L’Espagne est très présente dans le nouveau calendrier du championnat du monde de Moto GP pour l’année 2020

Le pilote espagnol de Moto GP Marc Márquez (photographie : EFE et El Español)

En raison de la pandémie de coronavirus d’origine chinoise, de nombreuses compétitions sportives internationales ont dû être annulées ou repoussées en cette année 2020. Parmi ces compétitions, le championnat du monde de Moto GP a dû réorganiser son calendrier d’épreuves. Au sein de ces épreuves, l’Espagne est extrêmement présente avec sept courses sur les treize que compte l’Europe. Le championnat reprendra ainsi le 19 juillet prochain sur le circuit Ángel-Nieto de Jerez de la Frontera, dans la province de Cadix (Andalousie).

De fait, cette infrastructure fera l’objet de deux courses, de même que le circuit MotorLand d’Alcañiz, dans la province de Teruel (Aragon), et le circuit Ricardo-Tormo de Cheste, dans la province de Valence (Communauté de Valence). Le circuit de Montmeló, dans la province de Barcelone (Catalogne), fera pour sa part l’objet d’une course.

Source : https://www.elespanol.com/deportes/motor/motogp/20200611/motogp-publica-nuevo-calendario-carreras-europeas-espana/496950817_0.html?utm_medium=Social&utm_campaign=Echobox&utm_source=Twitter#Echobox=1591873547

La Poste espagnole reprend la construction de sa nouvelle plateforme logistique à proximité de l’aéroport de Madrid

Le chantier de la plateforme Rampa 7, construit par la Poste espagnole (« Correos ») à proximité de l’aéroport Adolfo-Suárez de Madrid-Barajas (photographie : Cinco Días)
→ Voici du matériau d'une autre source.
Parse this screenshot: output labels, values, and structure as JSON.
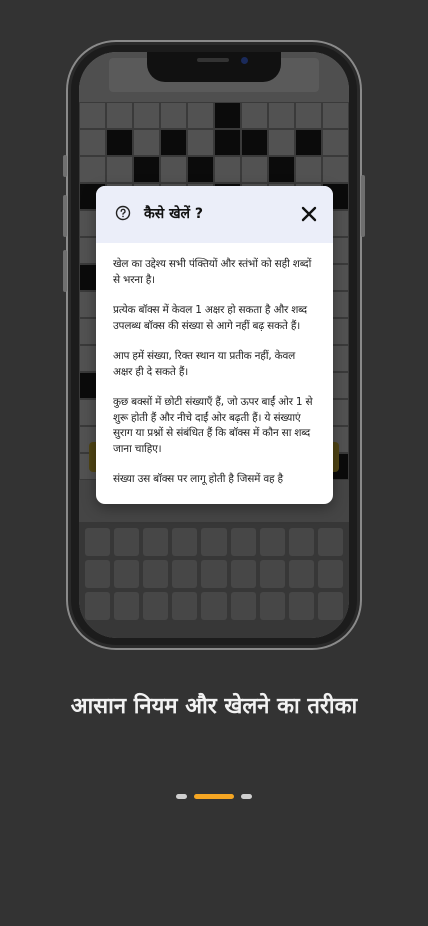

Après plusieurs mois d’interruption, le chantier de la plateforme logistique Rampa 7, située à proximité de l’aéroport Adolfo-Suárez de Madrid-Barajas, a repris son activité sur demande de son commanditaire, Correos (la Poste espagnole). Cet arrêt dans les travaux était d’abord dû à un changement d’entreprise puis au confinement lié à la pandémie de coronavirus d’origine chinoise.

L’ensemble doit notamment comprendre un hangar de stockage et de logistique d’une superficie totale de 12 500 mètres carrés qui servira à délester d’autres centres de Correos dans le domaine de la livraison de colis depuis l’international. Il s’agit d’un négoce stratégique pour la compagnie, d’autant plus que les échanges postaux se sont raréfiés sur les deux dernières décennies.

Source : https://cincodias.elpais.com/cincodias/2020/06/10/companias/1591744084_438118.html

Un tiers des Espagnols environ n’a pas d’argent pour boucler son mois

Une file d’attente devant un centre alimentaire des Filles de la Charité de saint Vincent de Paul, à Madrid (photographie : Gonzalo Pérez Mata et La Razón)

Selon un récent rapport de la compagnie suédoise Intrum, spécialisée dans la gestion de crédits et d’actifs, 24 % des Espagnols ont été contraints d’emprunter de l’argent à des proches ou ont atteint le plafond de leur carte bancaire pour payer les factures durant le confinement décrété par le gouvernement de Pedro Sánchez (Parti socialiste ouvrier espagnol) dans le cadre de la pandémie de coronavirus d’origine chinoise.

Ce rapport, intitulé Informe europeo de pagos de consumidores (littéralement, « Rapport européen sur les paiements des consommateurs »), établit aussi le profil-type de cet Espagnol en difficultés financières. Il a en moyenne entre 45 et 54 ans et son emploi a été très durement affecté par la crise sanitaire mondiale. De fait, 64 % des personnes interrogées dans le cadre de l’étude suédoise ont vu leurs revenus s’amenuiser durant le confinement. De fait, 15 % des sondés reconnaissent avoir dû s’endetter au cours de cette période et, en tout et pour tout, environ un tiers des Espagnols affirme avoir régulièrement des problèmes pour arriver à la fin du mois en temps normal.

Source : https://www.larazon.es/economia/20200609/j37jss6wdzbavoqurdm5m5baaq.html

L’Espagne enregistre un record d’investissements étrangers en 2019

La place de la Loyauté, à Madrid, sur laquelle donne la bourse de Madrid, principal marché de valeurs du pays (photographie : Mairie de Madrid)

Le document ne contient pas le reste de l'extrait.